A presidente fez reparos às suas declarações sobre a desoneração da folha de pagamento, mas reconheceu que você está comprometido com o resultado fiscal. Nesse período de convivência com a presidente, qual sua avaliação sobre o comprometimento dela com os ajustes que estão sendo feitos na economia?
Ela tem dito e demonstrado total comprometimento com o ajuste da economia. O ajuste é a plataforma para voltar a crescer.
O sr. reforçou o ajuste preocupado com a nota do Brasil. Um ajuste tão recessivo não estaria focando demais na nota de crédito do país e menos no ambiente político para aprovar as medidas no Congresso?
O Brasil expandiu bastante o crédito nos últimos 15 anos. Isso permitiu muita gente ter acesso a bens e serviços antes inalcançáveis. Abriu espaço para as empresas investirem e micro e pequenos empresários aproveitarem as oportunidades do mercado.
O preço e o tamanho do crédito privado dependem da qualidade da dívida pública. A nota soberana não é um assunto apenas de quem investe na "renda fixa". É de todo mundo.
A indústria deve demitir. Há alguma ajuda em curso para evitar desemprego?
Em janeiro, a indústria contratou. Mas queremos um ciclo sólido de crescimento. As mudanças de preços relativos que estamos vivenciando e as iniciativas que estão vindo vão ajudar a indústria no período à frente.
O dólar segue pressionado, o que vai pressionar ainda mais a inflação. Este é um preço do ajuste em curso?
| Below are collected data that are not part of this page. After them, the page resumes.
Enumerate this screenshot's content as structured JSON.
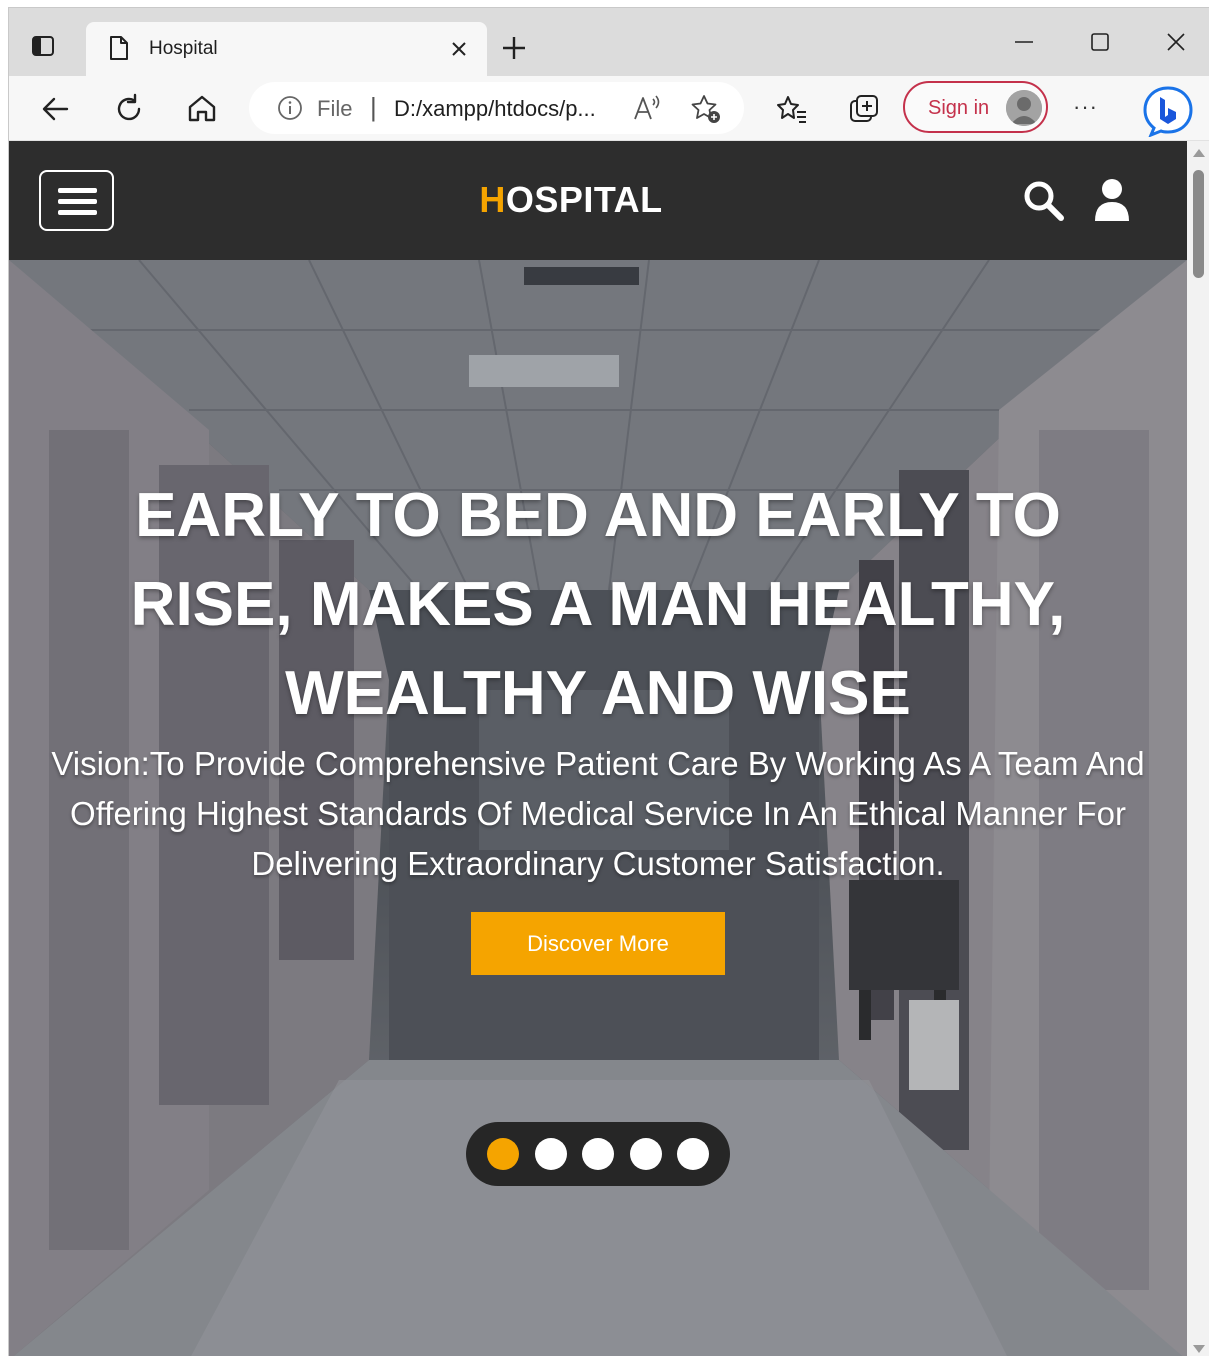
{
  "browser": {
    "tab": {
      "title": "Hospital"
    },
    "address": {
      "scheme_label": "File",
      "url": "D:/xampp/htdocs/p..."
    },
    "sign_in_label": "Sign in",
    "more_label": "···",
    "accent_color": "#c4314b"
  },
  "site": {
    "brand_first": "H",
    "brand_rest": "OSPITAL",
    "brand_accent_color": "#f5a400",
    "navbar_color": "#2d2d2d",
    "hero": {
      "heading": "EARLY TO BED AND EARLY TO RISE, MAKES A MAN HEALTHY, WEALTHY AND WISE",
      "vision": "Vision:To Provide Comprehensive Patient Care By Working As A Team And Offering Highest Standards Of Medical Service In An Ethical Manner For Delivering Extraordinary Customer Satisfaction.",
      "cta_label": "Discover More"
    },
    "carousel": {
      "slide_count": 5,
      "active_index": 0
    }
  },
  "icons": {
    "tab_actions": "tab-actions-icon",
    "page": "page-icon",
    "close": "close-icon",
    "new_tab": "plus-icon",
    "back": "back-arrow-icon",
    "refresh": "refresh-icon",
    "home": "home-icon",
    "info": "info-icon",
    "read_aloud": "read-aloud-icon",
    "add_favorite": "add-favorite-icon",
    "favorites": "favorites-icon",
    "collections": "collections-icon",
    "copilot": "bing-icon",
    "menu": "hamburger-icon",
    "search": "search-icon",
    "user": "user-icon"
  }
}
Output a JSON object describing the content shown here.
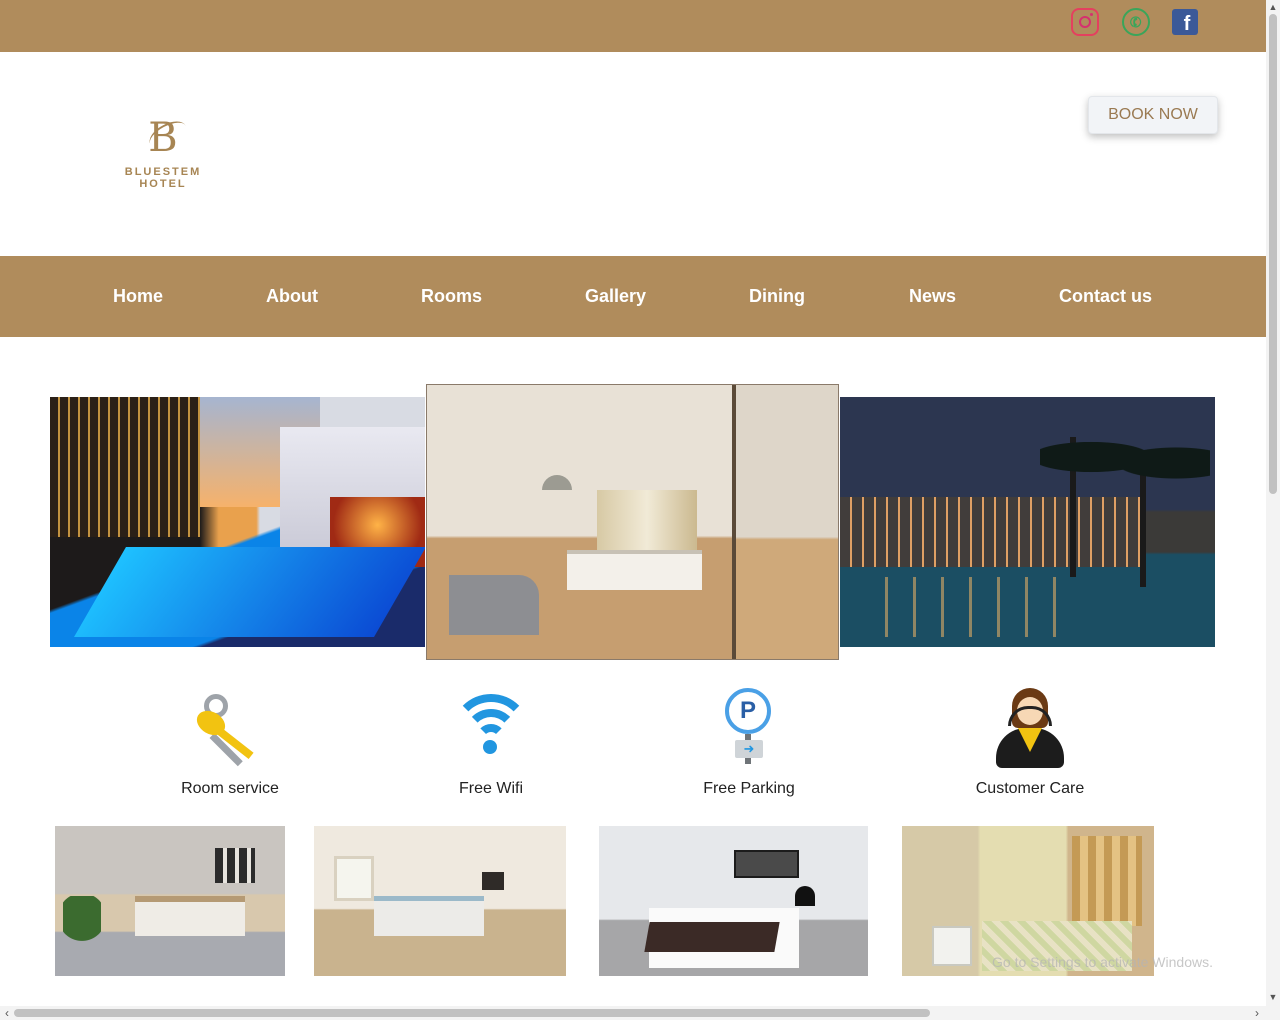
{
  "social": {
    "instagram_icon": "instagram-icon",
    "whatsapp_icon": "whatsapp-icon",
    "facebook_icon": "facebook-icon",
    "facebook_glyph": "f"
  },
  "header": {
    "logo_mark": "B",
    "logo_name": "BLUESTEM HOTEL",
    "book_now": "BOOK NOW"
  },
  "nav": {
    "items": [
      "Home",
      "About",
      "Rooms",
      "Gallery",
      "Dining",
      "News",
      "Contact us"
    ]
  },
  "amenities": {
    "room_service": "Room service",
    "free_wifi": "Free Wifi",
    "free_parking": "Free Parking",
    "parking_letter": "P",
    "customer_care": "Customer Care"
  },
  "watermark": {
    "text": "Go to Settings to activate Windows."
  },
  "colors": {
    "brand_gold": "#b08c5c",
    "wifi_blue": "#2196e0"
  }
}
O dólar tem se apreciado no mundo todo. Tem gente que acha que uma desvalorização cambial resolveria tudo no Brasil. Mas um antecessor meu tinha um quadrinho nesta sala [no Ministério da Fazenda] que dizia em letras maiúsculas que, "para todo problema difícil, tem uma solução fácil". E, lá embaixo, em letras minúsculas, bem minúsculas, estava: "Em geral inadequada".
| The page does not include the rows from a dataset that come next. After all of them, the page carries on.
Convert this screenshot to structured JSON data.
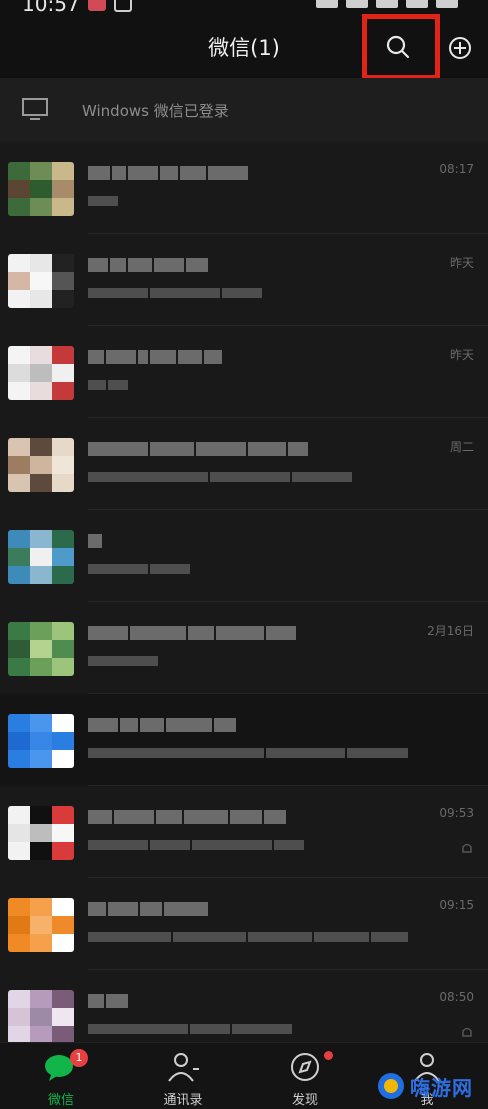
{
  "status": {
    "time": "10:57"
  },
  "header": {
    "title": "微信(1)"
  },
  "device": {
    "label": "Windows 微信已登录"
  },
  "chats": [
    {
      "time": "08:17",
      "avatar": [
        "#3c6a3a",
        "#6e8d55",
        "#c9b98a",
        "#5a4632",
        "#2d5c2f",
        "#a88c6a"
      ]
    },
    {
      "time": "昨天",
      "avatar": [
        "#f2f2f2",
        "#e7e7e7",
        "#222222",
        "#d6b7a5",
        "#f7f7f7",
        "#555555"
      ]
    },
    {
      "time": "昨天",
      "avatar": [
        "#f4f4f4",
        "#e8dcdc",
        "#c43a3a",
        "#dcdcdc",
        "#bdbdbd",
        "#f0f0f0"
      ]
    },
    {
      "time": "周二",
      "avatar": [
        "#d8c4b0",
        "#5e4a3c",
        "#e6d9c8",
        "#9c7d62",
        "#cdb59e",
        "#efe5d8"
      ]
    },
    {
      "time": "",
      "avatar": [
        "#3e8ab8",
        "#8bb6d0",
        "#2b6a4a",
        "#3a7c5c",
        "#f0f0f0",
        "#4d9acb"
      ]
    },
    {
      "time": "2月16日",
      "avatar": [
        "#3a7a44",
        "#6aa05a",
        "#9cc47a",
        "#2e5c36",
        "#b3d38e",
        "#4e8c50"
      ]
    },
    {
      "time": "",
      "avatar": [
        "#2a7de1",
        "#4a95ee",
        "#ffffff",
        "#1e6ad0",
        "#3887e6",
        "#2a7de1"
      ]
    },
    {
      "time": "09:53",
      "avatar": [
        "#f2f2f2",
        "#101010",
        "#d93b3b",
        "#e5e5e5",
        "#bdbdbd",
        "#f7f7f7"
      ]
    },
    {
      "time": "09:15",
      "avatar": [
        "#f08a24",
        "#f5a04a",
        "#ffffff",
        "#e07a14",
        "#f6b26b",
        "#ee8a2a"
      ]
    },
    {
      "time": "08:50",
      "avatar": [
        "#e2d6e6",
        "#b79bbd",
        "#7a5c78",
        "#d6c3d6",
        "#9c8aa6",
        "#efe6ef"
      ]
    }
  ],
  "tabs": [
    {
      "label": "微信",
      "badge": "1"
    },
    {
      "label": "通讯录"
    },
    {
      "label": "发现"
    },
    {
      "label": "我"
    }
  ],
  "watermark": {
    "text": "嗨游网"
  },
  "colors": {
    "accent": "#11b54a",
    "highlight": "#e02418",
    "badge": "#e84040"
  }
}
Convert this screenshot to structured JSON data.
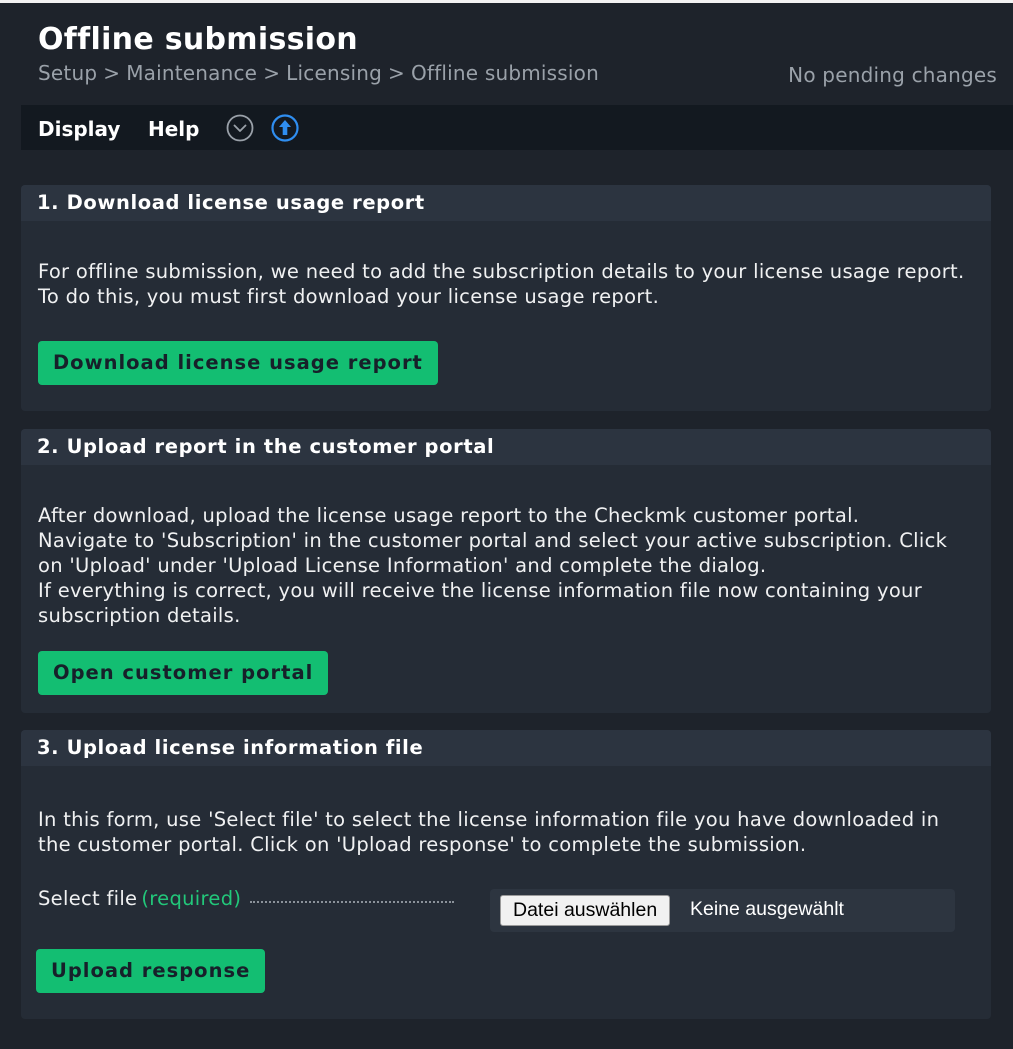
{
  "header": {
    "title": "Offline submission",
    "breadcrumb": [
      "Setup",
      "Maintenance",
      "Licensing",
      "Offline submission"
    ],
    "breadcrumb_separator": ">",
    "pending_changes": "No pending changes"
  },
  "menubar": {
    "display_label": "Display",
    "help_label": "Help",
    "icons": [
      "chevron-down-circle-icon",
      "upload-arrow-circle-icon"
    ]
  },
  "sections": [
    {
      "title": "1. Download license usage report",
      "paragraphs": [
        "For offline submission, we need to add the subscription details to your license usage report.",
        "To do this, you must first download your license usage report."
      ],
      "button": "Download license usage report"
    },
    {
      "title": "2. Upload report in the customer portal",
      "paragraphs": [
        "After download, upload the license usage report to the Checkmk customer portal.",
        "Navigate to 'Subscription' in the customer portal and select your active subscription. Click on 'Upload' under 'Upload License Information' and complete the dialog.",
        "If everything is correct, you will receive the license information file now containing your subscription details."
      ],
      "button": "Open customer portal"
    },
    {
      "title": "3. Upload license information file",
      "paragraphs": [
        "In this form, use 'Select file' to select the license information file you have downloaded in the customer portal. Click on 'Upload response' to complete the submission."
      ],
      "form": {
        "label": "Select file",
        "required": "(required)",
        "file_button": "Datei auswählen",
        "file_status": "Keine ausgewählt"
      },
      "button": "Upload response"
    }
  ],
  "colors": {
    "background": "#1e232b",
    "section_header": "#2c3440",
    "section_body": "#252c36",
    "accent_green": "#13be72",
    "menubar": "#131920",
    "help_icon_blue": "#2f8ef0"
  }
}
Não tem uma medida mágica para reequilibrarmos a economia. O governo fez movimentos moderados em várias áreas, reduzindo os subsídios do BNDES, fazendo uma programação de gastos dos ministérios disciplinada, alinhando o preço dos combustíveis, acertando as contas no setor elétrico, atacando brechas que podiam distorcer a concessão de pensões por morte e modulando a renúncia fiscal.
Um conjunto bem distribuído, que vai permitir à economia tomar pé com confiança e os preços relativos encontrarem um equilíbrio saudável.
Com isso, o ambiente vai mudar e com custo muito menor do que algumas pessoas pensam hoje.